Granted, such functions make the code boring; on the other hand, they reduce the chance for mistakes too. You can decide whether the names should be st_uint2() instead of st_int2() -- and, indeed, you can decide whether the lengths should be in bytes (as here) or in bits (as in the parameter types). As long as you're consistent and boring, you can do as you will. You can also combine these functions into bigger ones that package entire data structures.

The masking operations (& 0xFF) may not be necessary with modern compilers. Once upon a very long time ago, I seem to remember that they were necessary to avoid occasional problems with some compilers on some platforms (so, I have code dating back to the 1980s that include such masking operations). Said platforms have probably gone to rest in peace, so it may be pure paranoia on my part that they're (still) there.

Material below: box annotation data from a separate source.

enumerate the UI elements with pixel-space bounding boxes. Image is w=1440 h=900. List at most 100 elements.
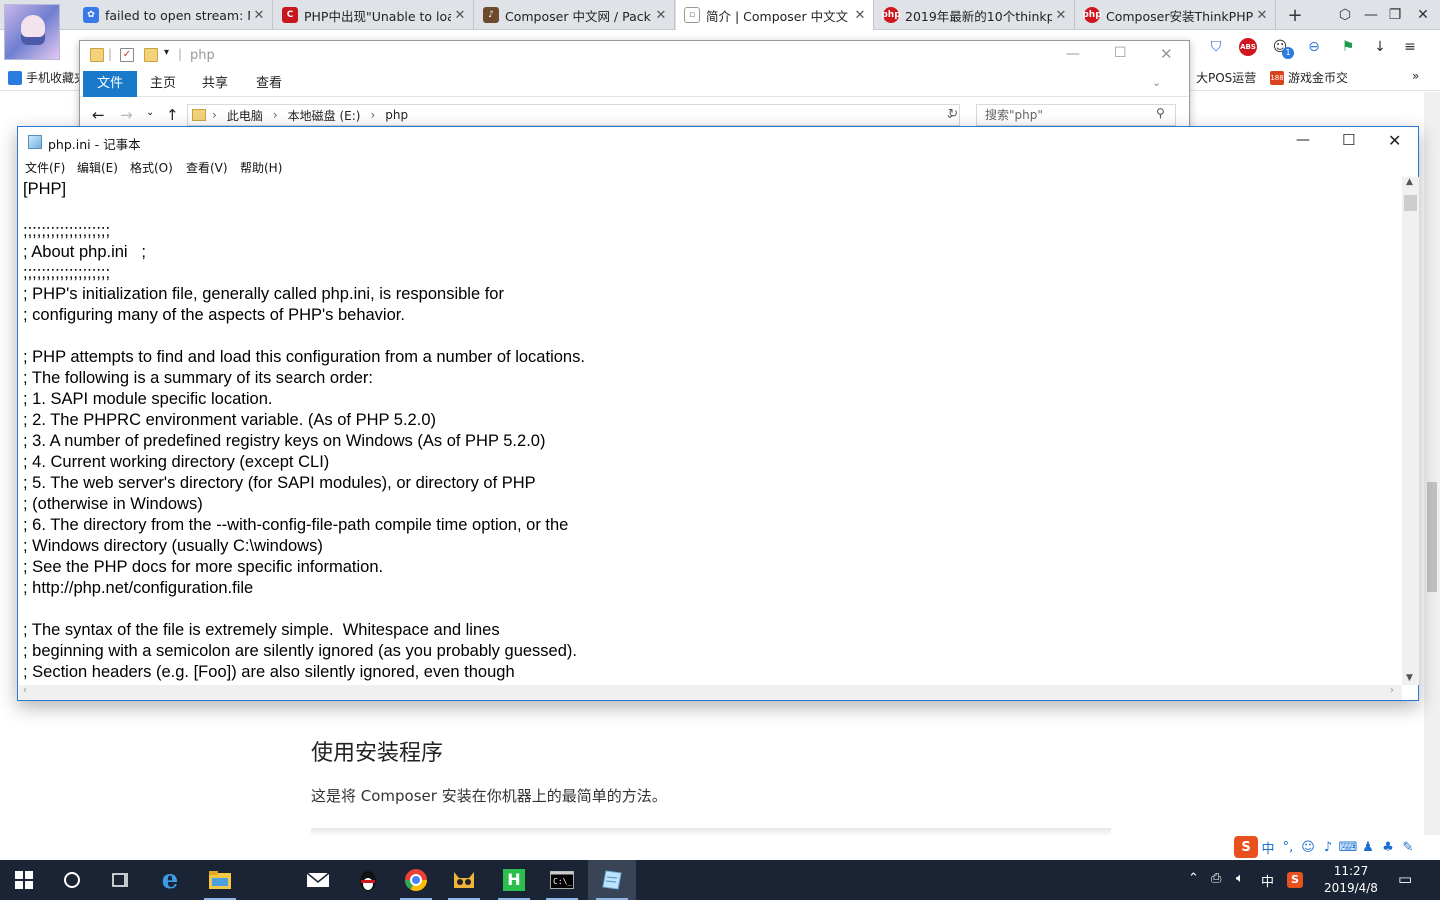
close-icon[interactable]: ✕: [851, 8, 869, 23]
menu-file[interactable]: 文件(F): [25, 159, 65, 176]
menu-view[interactable]: 查看(V): [186, 159, 228, 176]
qq-icon[interactable]: ☺ 1: [1270, 37, 1294, 59]
separator: |: [108, 47, 113, 61]
windows-start-icon[interactable]: [0, 860, 48, 900]
close-icon[interactable]: ✕: [1253, 8, 1271, 23]
keyboard-icon[interactable]: ⌨: [1338, 837, 1358, 857]
edge-icon[interactable]: e: [146, 860, 194, 900]
microphone-icon[interactable]: ♪: [1318, 837, 1338, 857]
bookmark-pos[interactable]: 大POS运营: [1196, 69, 1256, 86]
cortana-circle-icon[interactable]: [48, 860, 96, 900]
search-icon[interactable]: ⚲: [1156, 106, 1165, 120]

Note that these functions are passing the data in big-endian order. The functions can be used 'as is' on both big-endian and little-endian machines, and the data will be interpreted correctly on both types, so you can have diverse hardware talking over the wire, using this code, and there will be no miscommunication. If you have floating point values to convey, you have to worry a bit more about the representations over the wire. Nevertheless, you should probably aim to have the data transferred in a platform-neutral format so that interworking between chip types is as simple as possible. (This is also why I used the type sizes with numbers in them; 'int' and 'long' in particular can mean different things on different platforms, but 4-byte signed integer remains a 4-byte signed integer, even if you are unlucky - or lucky - enough to have a machine with 8-byte integers.)